An article in Progreso Weekly, ( by Aurelio Pedroso, hints that the sale of pork for Christmas will be handled by cooperatives, not by individuals. Presumably, cooperatives don't charge as much as individuals and have better distribution. (Or am I misreading the hint?) Here's the text:
"A private salesman authorized by the government to sell pork told a friend of mine that he has been forbidden to do it during the month of December. [...] The word is that, beginning on Dec. 1, cooperatives will go into action. Let us look forward to that development, which ranks as a national security issue, because pork for the holidays is a serious matter."

Anonymous said...

Looks like Fidel and Raul need the new Mercedez model for this upcoming Christmas. What's new? Really, what's new here, boys and girls?

leftside said...

What is the biggest problem with the Agros? Ask almost anyone and they will tell you the prices are too high (link is a relevant JR article from last year). They are out of alignment with most incomes. How dare the Government try to lower prices so everyone can buy at the agros!
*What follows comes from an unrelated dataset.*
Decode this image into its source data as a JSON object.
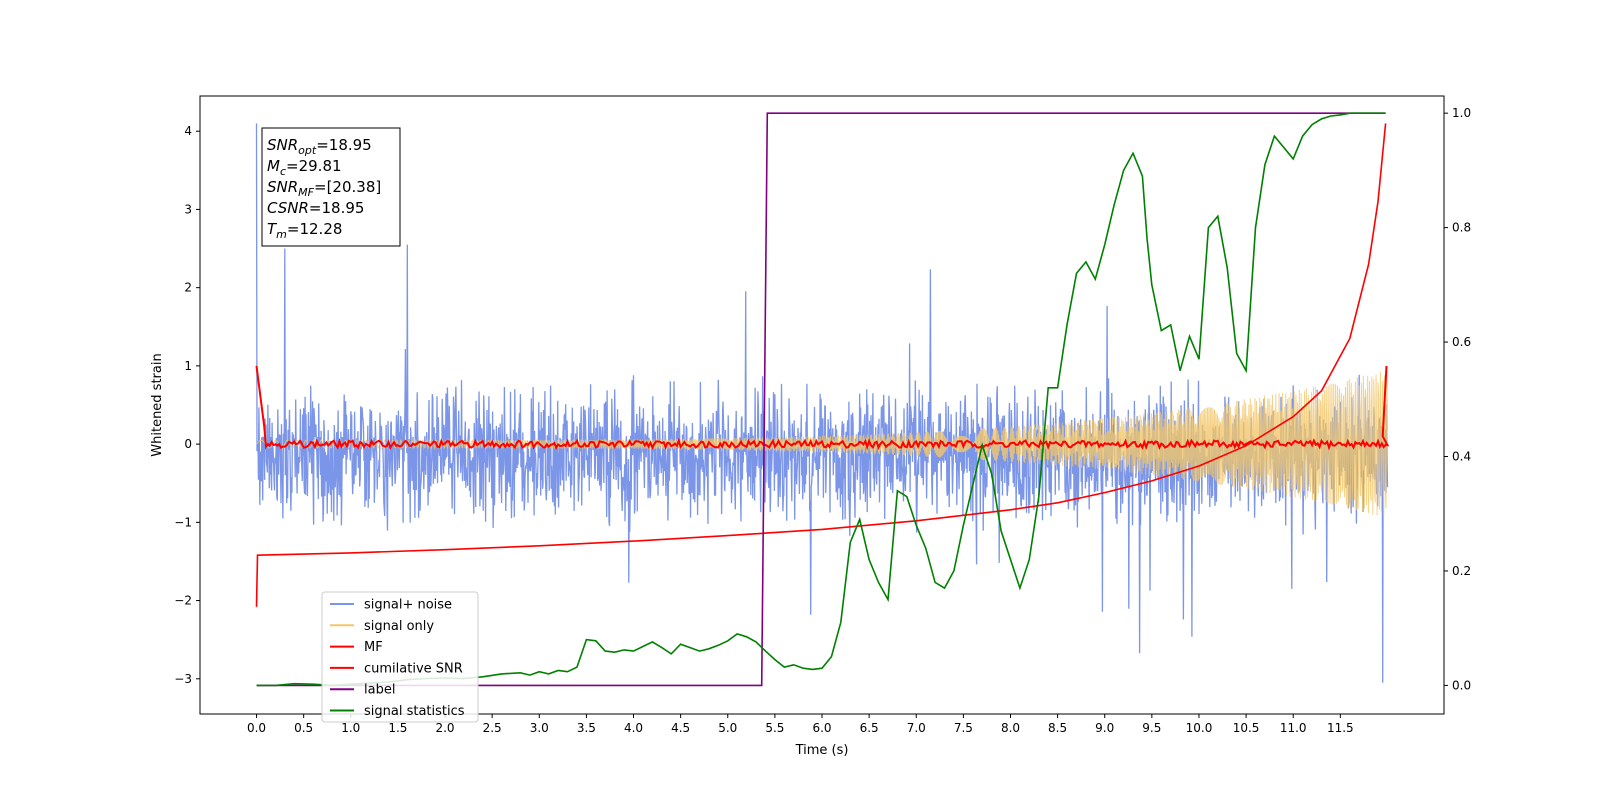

The Government has said its aim is to align food prices with incomes. I am sure our host, like any good market liberal, will tell you the only solution to high prices is increasing supply. Well supplies will be expected to be dramatically increased soon, with the decline of the State cafeterias. But in the case of Cuba, the price distortions are so big that supply would have to go through the roof - a huge effort resulting in massive waste. Focusing on supply does nothing to address the waste and layers of middlemen profit that increases prices as well.

Cuba has been looking at what to do with the Agros for a while. Even with overflowing supply, the Agros have proven impossible to serve all, or even half, of Cubans. It serves those with access to hard currency, mostly. That kind of basic inequality is not what Cuban socialism was built on, nor what it stands for. Even if some production must suffer, Cuba is making up for that in other ways (more producers, more space for farmers, more help, decentralization, more land, etc.).

It is also worth nothing the "facts" in this AP report are based on speculation based on the word of some disgruntled folks standing to have their profits decline. How exactly is the profit going to be squeezed? Is the State going to take over more roles? Are the legal middlemen (allowed to make 27% profit) going to get put out of business? Are the producers or sellers going to take the bigger hit, etc., etc?

Anonymous said...

"What is the biggest problem with the Agros? Ask almost anyone and they will tell you the prices are too high..."

Correct, which is why the government is doing its best to "solve" the problem by outlawing the growth, transport and sale of food. Just another lesson for other needy nations to follow, eh?

Hey, Lefty, did you hear that in Venezuela they are beginning to ration electricity and water? Does this system sound familiar, and do you think the Venezuelans roll over and play dead?

leftside said...

by outlawing the growth, transport and sale of food.

Ummm... no. Only the high price of food is being regulated.